Run a tiny libtorch demo inside container nvcr.io/nvidia/l4t-ml:r35.2.1-py3 on jetson orin, it will spend about 50s on JIT.
But I expect all the libtorch libraries in this container have sm_87 device code, and jetson orin’s compute capability is 8.7, so I shouldn’t need JIT.
Is my expectation incorrect? And how can I find what libraries lack sm_87 code?
Demo code:
#include <torch/torch.h>
#include <cuda_runtime_api.h>
#define CUDA_CHECK(call) \
{ \
cudaError_t _e = (call); \
if (_e != cudaSuccess) { \
LOG(FATAL) << "CUDA Runtime failure: '#" << cudaGetErrorName(_e) << "' at " << __FILE__ \
<< ":" << __LINE__; \
} \
}
int main() {
float data[64*28*28] = {};
torch::Tensor input_tensor = torch::from_blob(data, {7, 1, 28, 28}, torch::kFloat).to(torch::kCUDA);
CUDA_CHECK(cudaPeekAtLastError());
}
Additional information.
- Run with CUDA_DISABLE_PTX_JIT=1, the program crashed due to cudaErrorJitCompilationDisabled, so it need JIT indeed.

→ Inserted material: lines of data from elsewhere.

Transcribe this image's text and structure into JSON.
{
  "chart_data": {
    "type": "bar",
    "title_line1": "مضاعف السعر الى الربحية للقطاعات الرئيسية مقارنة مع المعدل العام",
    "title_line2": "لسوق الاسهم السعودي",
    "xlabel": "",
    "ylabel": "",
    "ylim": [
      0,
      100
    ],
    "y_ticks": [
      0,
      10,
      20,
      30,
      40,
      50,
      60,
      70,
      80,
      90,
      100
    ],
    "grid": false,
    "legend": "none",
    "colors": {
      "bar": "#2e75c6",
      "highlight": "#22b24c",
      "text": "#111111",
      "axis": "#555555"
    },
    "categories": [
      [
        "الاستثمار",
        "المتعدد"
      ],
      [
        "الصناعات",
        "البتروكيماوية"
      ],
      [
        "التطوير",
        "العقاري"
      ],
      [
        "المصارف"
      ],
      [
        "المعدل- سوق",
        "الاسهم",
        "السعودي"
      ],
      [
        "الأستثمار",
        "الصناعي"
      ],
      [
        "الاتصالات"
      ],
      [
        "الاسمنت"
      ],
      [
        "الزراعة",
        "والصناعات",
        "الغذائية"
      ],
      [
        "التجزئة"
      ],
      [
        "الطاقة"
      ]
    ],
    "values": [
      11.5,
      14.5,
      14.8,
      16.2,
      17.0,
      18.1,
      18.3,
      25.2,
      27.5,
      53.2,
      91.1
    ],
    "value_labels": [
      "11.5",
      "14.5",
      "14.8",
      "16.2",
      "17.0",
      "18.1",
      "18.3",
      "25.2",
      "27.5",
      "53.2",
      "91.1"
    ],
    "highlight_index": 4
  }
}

- Use image nvcr.io/nvidia/pytorch:22.12 on platform x64 + RTX 3080, the demo works well and ~/.nv/ComputeCache/ is empty, so the problem may be related to jetson orin.
- I tried to find the problematic library by running cuobjdump -lelf libtorch_cuda.so, it show 1224 cubin info, and 284 of them are sm_87, I don’t know to analysis it, so I gave up.